Academy Award-winning composer A.R. Rahman has said that shifts in power within the Hindi film industry have contributed to him losing Hindi projects in recent years.
“Maybe I never get to know of this, maybe it was concealed but I didn’t feel any of this. Maybe in the past eight years because a power shift has happened and people who are not creative have the power now. It might be a communal thing also… but it is not in my face,” he said, adding that he sometimes heard through “Chinese whispers” about projects going to other composers instead.
“I say good, I have more time to chill with my family. I am not in search for work. I don’t want to go in search for work. I want work to come to me; my sincerity to earn work. Whatever I deserve, I get,” Rahman said.
Talking about his initial years in Bollywood, Rahman said it took him nearly seven years to feel accepted in Bollywood despite delivering some of Hindi cinema’s most influential soundtracks in the 1990s.

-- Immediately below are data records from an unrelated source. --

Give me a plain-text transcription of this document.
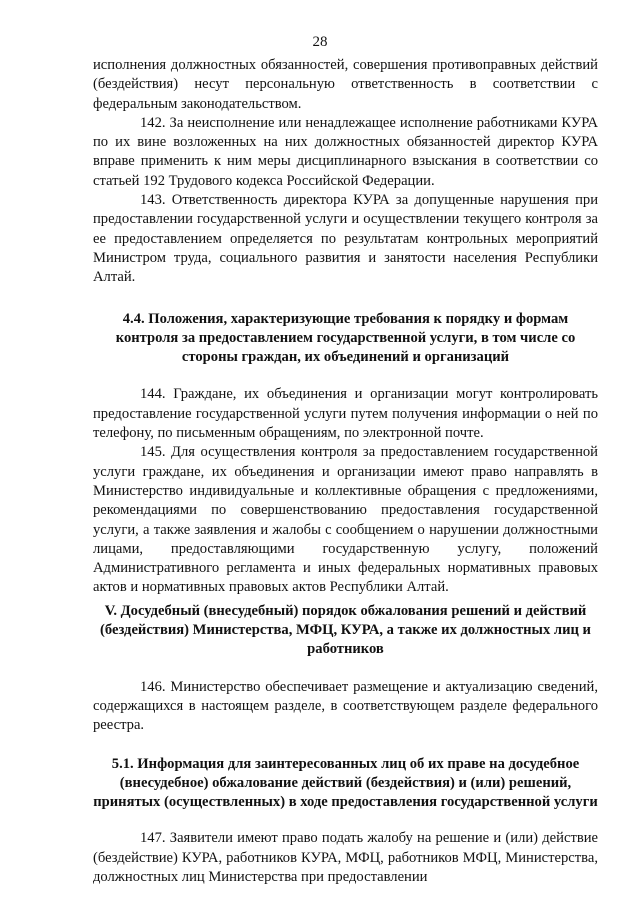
28

исполнения должностных обязанностей, совершения противоправных действий (бездействия) несут персональную ответственность в соответствии с федеральным законодательством.

142. За неисполнение или ненадлежащее исполнение работниками КУРА по их вине возложенных на них должностных обязанностей директор КУРА вправе применить к ним меры дисциплинарного взыскания в соответствии со статьей 192 Трудового кодекса Российской Федерации.

143. Ответственность директора КУРА за допущенные нарушения при предоставлении государственной услуги и осуществлении текущего контроля за ее предоставлением определяется по результатам контрольных мероприятий Министром труда, социального развития и занятости населения Республики Алтай.

4.4. Положения, характеризующие требования к порядку и формам контроля за предоставлением государственной услуги, в том числе со стороны граждан, их объединений и организаций

144. Граждане, их объединения и организации могут контролировать предоставление государственной услуги путем получения информации о ней по телефону, по письменным обращениям, по электронной почте.

145. Для осуществления контроля за предоставлением государственной услуги граждане, их объединения и организации имеют право направлять в Министерство индивидуальные и коллективные обращения с предложениями, рекомендациями по совершенствованию предоставления государственной услуги, а также заявления и жалобы с сообщением о нарушении должностными лицами, предоставляющими государственную услугу, положений Административного регламента и иных федеральных нормативных правовых актов и нормативных правовых актов Республики Алтай.

V. Досудебный (внесудебный) порядок обжалования решений и действий (бездействия) Министерства, МФЦ, КУРА, а также их должностных лиц и работников

146. Министерство обеспечивает размещение и актуализацию сведений, содержащихся в настоящем разделе, в соответствующем разделе федерального реестра.

5.1. Информация для заинтересованных лиц об их праве на досудебное (внесудебное) обжалование действий (бездействия) и (или) решений, принятых (осуществленных) в ходе предоставления государственной услуги

147. Заявители имеют право подать жалобу на решение и (или) действие (бездействие) КУРА, работников КУРА, МФЦ, работников МФЦ, Министерства, должностных лиц Министерства при предоставлении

Rahman, who made his Hindi film debut with Mani Ratnam’s 1991 romantic thriller Roja, followed up with Ratnam’s Bombay (1995) and Dil Se.. (1998), and also scored Ram Gopal Varma’s Rangeela (1995), his first full-fledged Hindi album.
However, it was Subhash Ghai’s 1999 romantic drama Taal that marked a turning point.
“Actually, I was still an outsider with these three, but Taal became a household [album]. It entered the kitchens of everybody, so to say. Even now, most of the North Indians still have it in their blood because it’s a little bit of Punjabi and a little bit of Hindi and a little bit of mountain music,” Rahman said.
The 59-year-old composer said he did not initially feel he belonged in Hindi cinema because he “never spoke Hindi”. Recalling a conversation with Ghai, Rahman said, “It’s very difficult for a Tamil person to speak Hindi because we have such attachment. But then Subhash Ghai said, ‘I love your music, but if you want to stay longer, learn Hindi.’ I said, ‘Okay, let me go a few steps further and learn Urdu because it’s the mother of Hindi music in the 1960s and ’70s,” he told BBC Asian Network.
Rahman added that he went on to learn Arabic, which he said is similar to Urdu in pronunciation, and later Punjabi, influenced by singer Sukhwinder Singh.
“Then I got into Punjabi because of Sukhwinder Singh’s influence when he came into my world. The reason why I got Sukhwinder was because I was asking, ‘Do you have any singer who can sing and write in Punjabi? Then my friend Brij Bhushan suggested Sukhwinder Singh,” he said.